Je fixai mes yeux tellement sur elle, à force de la convoiter, qu’elle se sécha comme une personne enchantée par la vue. Il aurait fallu pouvoir connaître toutes les mesures que je prenais pour la voler ; d’autres fois, je me décidais à l’acheter.

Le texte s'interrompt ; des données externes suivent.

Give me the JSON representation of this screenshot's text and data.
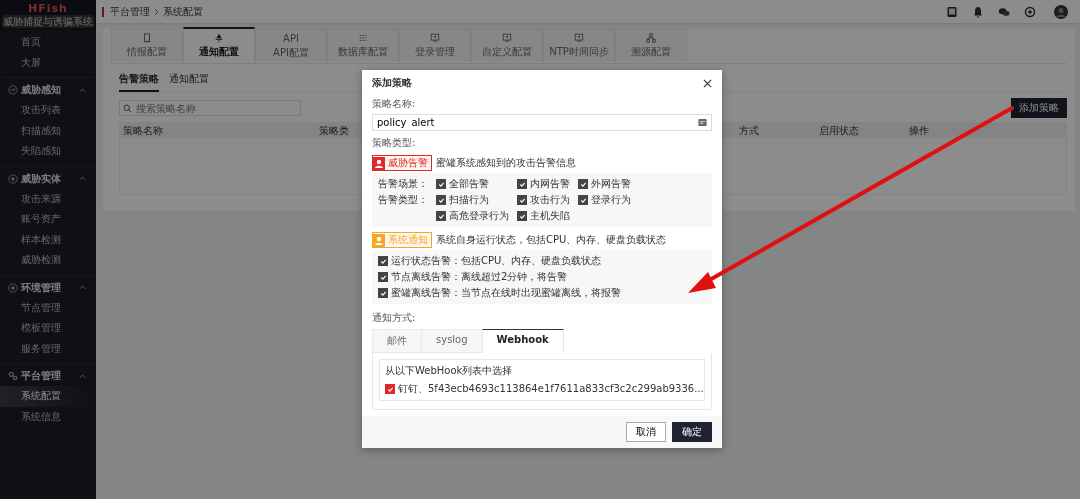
{
  "logo": {
    "title": "HFish",
    "subtitle": "威胁捕捉与诱骗系统"
  },
  "breadcrumb": [
    "平台管理",
    "系统配置"
  ],
  "sidebar": {
    "sections": [
      {
        "items": [
          {
            "label": "首页",
            "selected": false
          },
          {
            "label": "大屏",
            "selected": false
          }
        ]
      },
      {
        "title": "威胁感知",
        "expanded": true,
        "items": [
          {
            "label": "攻击列表",
            "selected": false
          },
          {
            "label": "扫描感知",
            "selected": false
          },
          {
            "label": "失陷感知",
            "selected": false
          }
        ]
      },
      {
        "title": "威胁实体",
        "expanded": true,
        "items": [
          {
            "label": "攻击来源",
            "selected": false
          },
          {
            "label": "账号资产",
            "selected": false
          },
          {
            "label": "样本检测",
            "selected": false
          },
          {
            "label": "威胁检测",
            "selected": false
          }
        ]
      },
      {
        "title": "环境管理",
        "expanded": true,
        "items": [
          {
            "label": "节点管理",
            "selected": false
          },
          {
            "label": "模板管理",
            "selected": false
          },
          {
            "label": "服务管理",
            "selected": false
          }
        ]
      },
      {
        "title": "平台管理",
        "expanded": true,
        "items": [
          {
            "label": "系统配置",
            "selected": true
          },
          {
            "label": "系统信息",
            "selected": false
          }
        ]
      }
    ]
  },
  "tabs": [
    {
      "label": "情报配置",
      "selected": false
    },
    {
      "label": "通知配置",
      "selected": true
    },
    {
      "label": "API配置",
      "icon_text": "API",
      "selected": false
    },
    {
      "label": "数据库配置",
      "selected": false
    },
    {
      "label": "登录管理",
      "selected": false
    },
    {
      "label": "自定义配置",
      "selected": false
    },
    {
      "label": "NTP时间同步",
      "selected": false
    },
    {
      "label": "溯源配置",
      "selected": false
    }
  ],
  "subtabs": [
    {
      "label": "告警策略",
      "selected": true
    },
    {
      "label": "通知配置",
      "selected": false
    }
  ],
  "search": {
    "placeholder": "搜索策略名称"
  },
  "add_button": "添加策略",
  "table": {
    "columns": [
      "策略名称",
      "策略类",
      "方式",
      "启用状态",
      "操作"
    ]
  },
  "modal": {
    "title": "添加策略",
    "name_label": "策略名称:",
    "name_value": "policy_alert",
    "type_label": "策略类型:",
    "groups": [
      {
        "tag": "威胁告警",
        "color": "#e0282c",
        "description": "蜜罐系统感知到的攻击告警信息",
        "kind": "grid",
        "rows": [
          {
            "label": "告警场景：",
            "options": [
              {
                "label": "全部告警",
                "checked": true
              },
              {
                "label": "内网告警",
                "checked": true
              },
              {
                "label": "外网告警",
                "checked": true
              }
            ]
          },
          {
            "label": "告警类型：",
            "options": [
              {
                "label": "扫描行为",
                "checked": true
              },
              {
                "label": "攻击行为",
                "checked": true
              },
              {
                "label": "登录行为",
                "checked": true
              }
            ]
          },
          {
            "options": [
              {
                "label": "高危登录行为",
                "checked": true
              },
              {
                "label": "主机失陷",
                "checked": true
              }
            ]
          }
        ]
      },
      {
        "tag": "系统通知",
        "color": "#f5a623",
        "description": "系统自身运行状态，包括CPU、内存、硬盘负载状态",
        "kind": "list",
        "rows": [
          {
            "options": [
              {
                "label": "运行状态告警：包括CPU、内存、硬盘负载状态",
                "checked": true
              }
            ]
          },
          {
            "options": [
              {
                "label": "节点离线告警：离线超过2分钟，将告警",
                "checked": true
              }
            ]
          },
          {
            "options": [
              {
                "label": "蜜罐离线告警：当节点在线时出现蜜罐离线，将报警",
                "checked": true
              }
            ]
          }
        ]
      }
    ],
    "notify_label": "通知方式:",
    "notify_tabs": [
      {
        "label": "邮件",
        "selected": false
      },
      {
        "label": "syslog",
        "selected": false
      },
      {
        "label": "Webhook",
        "selected": true
      }
    ],
    "webhook_hint": "从以下WebHook列表中选择",
    "webhooks": [
      {
        "label": "钉钉、5f43ecb4693c113864e1f7611a833cf3c2c299ab9336...",
        "checked": true
      }
    ],
    "cancel": "取消",
    "confirm": "确定"
  }
}
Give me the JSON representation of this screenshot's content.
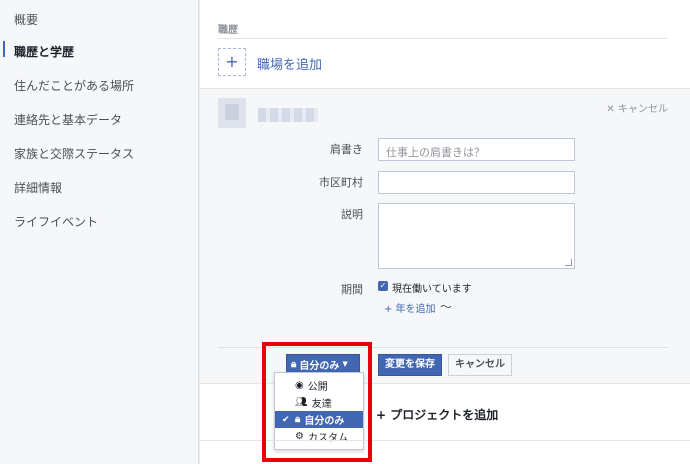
{
  "sidebar": {
    "items": [
      {
        "label": "概要"
      },
      {
        "label": "職歴と学歴"
      },
      {
        "label": "住んだことがある場所"
      },
      {
        "label": "連絡先と基本データ"
      },
      {
        "label": "家族と交際ステータス"
      },
      {
        "label": "詳細情報"
      },
      {
        "label": "ライフイベント"
      }
    ]
  },
  "work": {
    "section_title": "職歴",
    "add_plus": "+",
    "add_label": "職場を追加",
    "cancel_label": "キャンセル",
    "cancel_icon": "x-icon"
  },
  "form": {
    "position_label": "肩書き",
    "position_placeholder": "仕事上の肩書きは？",
    "city_label": "市区町村",
    "description_label": "説明",
    "period_label": "期間",
    "current_label": "現在働いています",
    "add_year_label": "+ 年を追加",
    "tilde": "〜"
  },
  "actions": {
    "privacy_label": "自分のみ",
    "save_label": "変更を保存",
    "cancel_label": "キャンセル"
  },
  "privacy_menu": {
    "options": [
      {
        "label": "公開",
        "icon": "globe-icon",
        "selected": false
      },
      {
        "label": "友達",
        "icon": "friends-icon",
        "selected": false
      },
      {
        "label": "自分のみ",
        "icon": "lock-icon",
        "selected": true
      },
      {
        "label": "カスタム",
        "icon": "gear-icon",
        "selected": false
      }
    ]
  },
  "project": {
    "add_label": "+ プロジェクトを追加"
  },
  "colors": {
    "accent": "#4267b2",
    "highlight": "#e8000b"
  }
}
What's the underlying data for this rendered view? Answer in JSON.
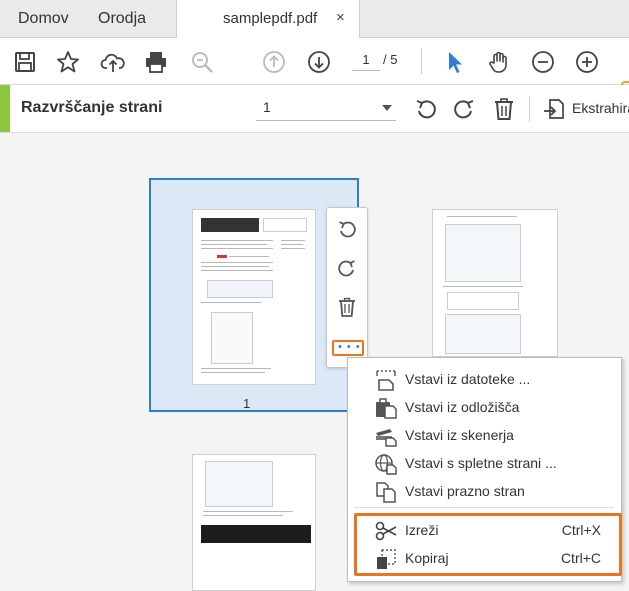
{
  "tabs": {
    "home": "Domov",
    "tools": "Orodja",
    "document": "samplepdf.pdf",
    "close_glyph": "×"
  },
  "toolbar": {
    "current_page": "1",
    "total_pages": "/ 5"
  },
  "organize": {
    "title": "Razvrščanje strani",
    "page_select": "1",
    "extract_label": "Ekstrahira"
  },
  "thumbnails": {
    "selected_page_number": "1"
  },
  "more_button": {
    "label": "• • •"
  },
  "context_menu": {
    "items": [
      {
        "label": "Vstavi iz datoteke ...",
        "shortcut": "",
        "icon": "insert-file-icon"
      },
      {
        "label": "Vstavi iz odložišča",
        "shortcut": "",
        "icon": "clipboard-icon"
      },
      {
        "label": "Vstavi iz skenerja",
        "shortcut": "",
        "icon": "scanner-icon"
      },
      {
        "label": "Vstavi s spletne strani ...",
        "shortcut": "",
        "icon": "web-page-icon"
      },
      {
        "label": "Vstavi prazno stran",
        "shortcut": "",
        "icon": "blank-page-icon"
      },
      {
        "label": "Izreži",
        "shortcut": "Ctrl+X",
        "icon": "scissors-icon"
      },
      {
        "label": "Kopiraj",
        "shortcut": "Ctrl+C",
        "icon": "copy-icon"
      }
    ]
  },
  "colors": {
    "accent_green": "#8dc63f",
    "selection_blue": "#2d7fd3",
    "highlight_orange": "#e8761f"
  }
}
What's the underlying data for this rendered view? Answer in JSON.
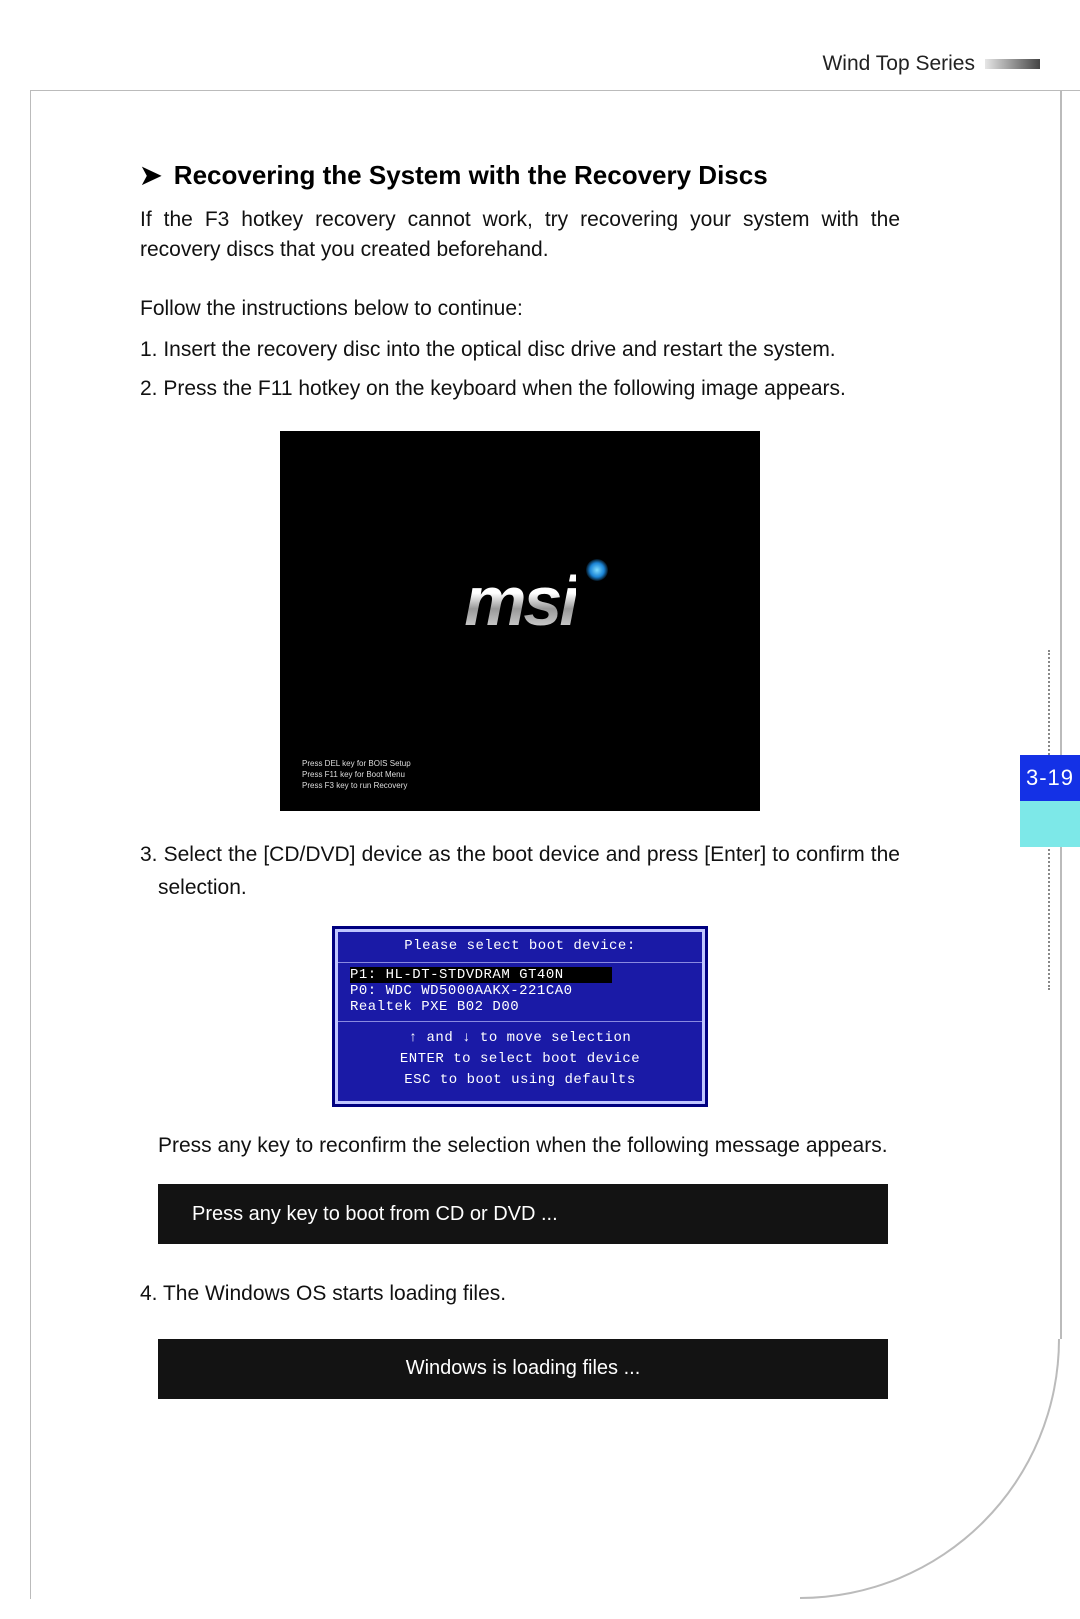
{
  "header": {
    "series": "Wind Top Series"
  },
  "section": {
    "title": "Recovering the System with the Recovery Discs",
    "intro": "If the F3 hotkey recovery cannot work, try recovering your system with the recovery discs that you created beforehand.",
    "follow": "Follow the instructions below to continue:"
  },
  "steps": {
    "s1": "1. Insert the recovery disc into the optical disc drive and restart the system.",
    "s2": "2. Press the F11 hotkey on the keyboard when the following image appears.",
    "s3": "3. Select the [CD/DVD] device as the boot device and press [Enter] to confirm the selection.",
    "s3b": "Press any key to reconfirm the selection when the following message appears.",
    "s4": "4. The Windows OS starts loading files."
  },
  "bios": {
    "logo": "msi",
    "line1": "Press DEL key for BOIS Setup",
    "line2": "Press F11 key for Boot Menu",
    "line3": "Press F3 key to run Recovery"
  },
  "boot_menu": {
    "title": "Please select boot device:",
    "opt1": "P1: HL-DT-STDVDRAM GT40N",
    "opt2": "P0: WDC WD5000AAKX-221CA0",
    "opt3": "Realtek PXE B02 D00",
    "help1": "↑ and ↓ to move selection",
    "help2": "ENTER to select boot device",
    "help3": "ESC to boot using defaults"
  },
  "bars": {
    "boot_cd": "Press any key to boot from CD or DVD ...",
    "loading": "Windows is loading files ..."
  },
  "page_number": "3-19"
}
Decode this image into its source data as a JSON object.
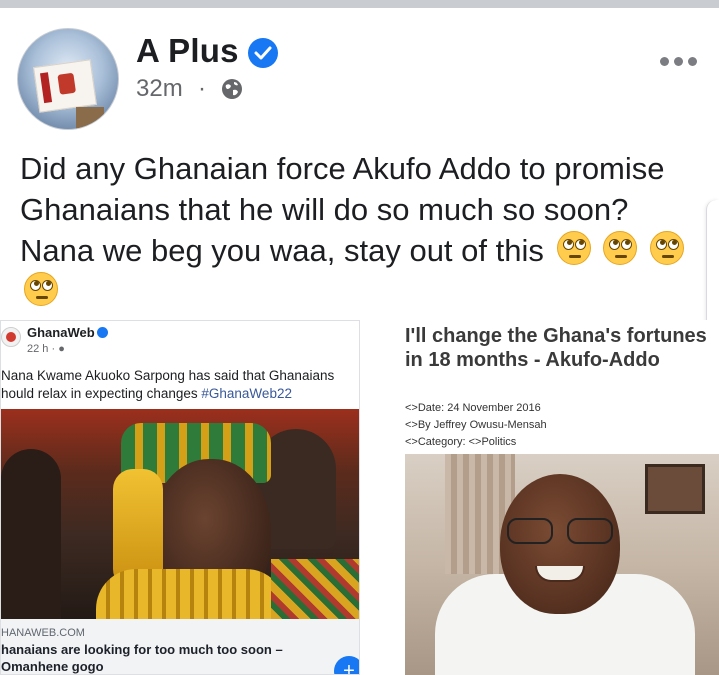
{
  "post": {
    "page_name": "A Plus",
    "time": "32m",
    "separator": "·",
    "privacy_icon": "globe-icon",
    "more_icon": "more-options-icon",
    "text": "Did any Ghanaian force Akufo Addo to promise Ghanaians that he will do so much so soon? Nana we beg you waa, stay out of this",
    "emojis": [
      "face-with-rolling-eyes",
      "face-with-rolling-eyes",
      "face-with-rolling-eyes",
      "face-with-rolling-eyes"
    ]
  },
  "shared_left": {
    "source_name": "GhanaWeb",
    "source_time": "22 h · ",
    "caption_text": "Nana Kwame Akuoko Sarpong has said that Ghanaians hould relax in expecting changes ",
    "hashtag": "#GhanaWeb22",
    "link_domain": "HANAWEB.COM",
    "link_title": "hanaians are looking for too much too soon – Omanhene gogo",
    "fab_label": "+"
  },
  "shared_right": {
    "title": "I'll change the Ghana's fortunes in 18 months - Akufo-Addo",
    "meta_date": "<>Date: 24 November 2016",
    "meta_author": "<>By Jeffrey Owusu-Mensah",
    "meta_category": "<>Category: <>Politics"
  },
  "colors": {
    "verified_blue": "#1877f2",
    "text_primary": "#1c1e21",
    "text_secondary": "#65676b",
    "hashtag": "#385898"
  }
}
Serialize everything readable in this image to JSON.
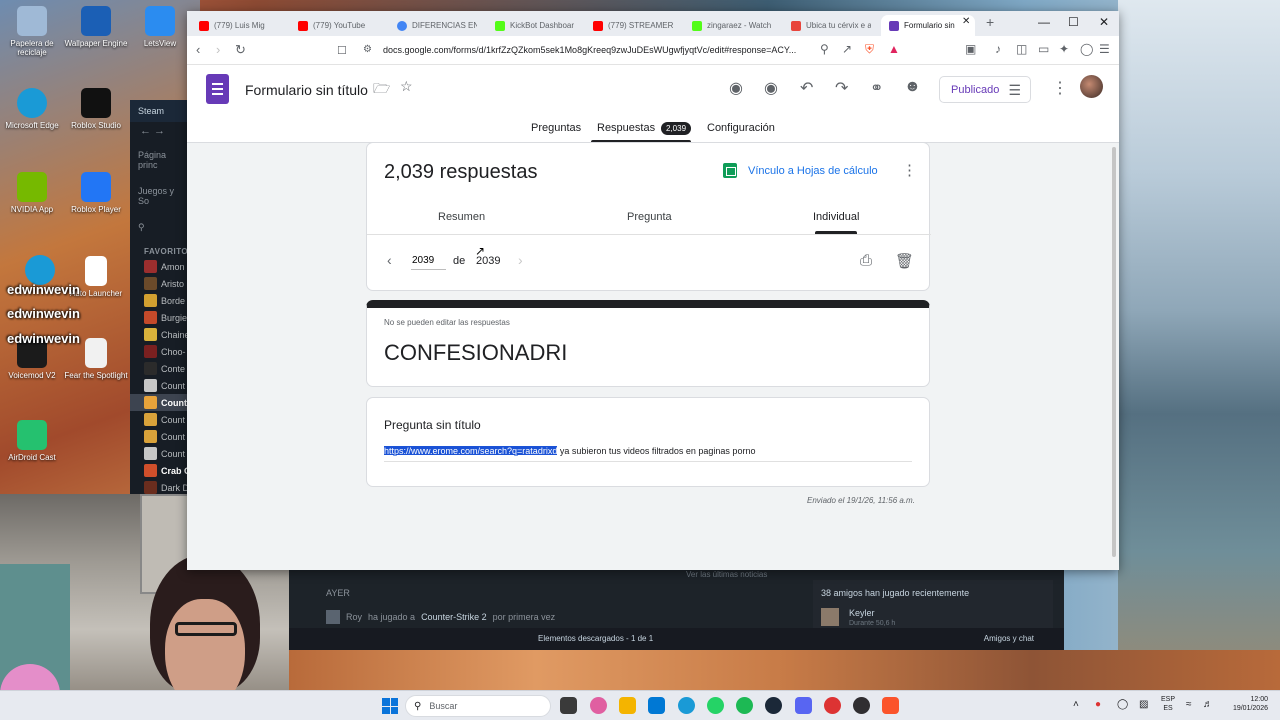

Pendant que j’étais dans cette perplexité, j’entendis sonner une heure, et cela me chagrina si fort que je formai la résolution de me jeter dans une gargote. J’en lorgnais déjà une, lorsque Dieu permit que je fisse la rencontre d’un licencié, mon ami, nommé Fléchilla, qui d’un pas précipité descendait la rue, ayant au visage plus de boutons que n’en a un sanguin, et tant de crotte qu’il ressemblait à un tombereau. Il courut à moi dès qu’il m’eût vu, et ce n’était pas peu de chose que de me reconnaître dans l’équipage où j’étais. Je l’embrassai ; il me demanda comment je me portais, et je lui dis tout de suite : « Que j’ai de choses à vous raconter, monsieur le licencié ! Toute ma peine est que je dois partir ce soir. » — « Cela me mortifie aussi, répondit-il, et s’il n’était pas déjà tard, et que je ne fusse pas pressé d’aller dîner, je m’arrêterai. Mais je suis attendu par ma sœur, qui est mariée, et par mon beau-frère son mari. » — « Quoi ! repris-je, Dona Ana est ici ! Alors, quoi qu’il m’en coûte, je veux remplir envers elle mon obligation. » J’avais ouvert de grands yeux, quand j’entendis qu’il n’avait pas dîné, et je m’en allai avec lui.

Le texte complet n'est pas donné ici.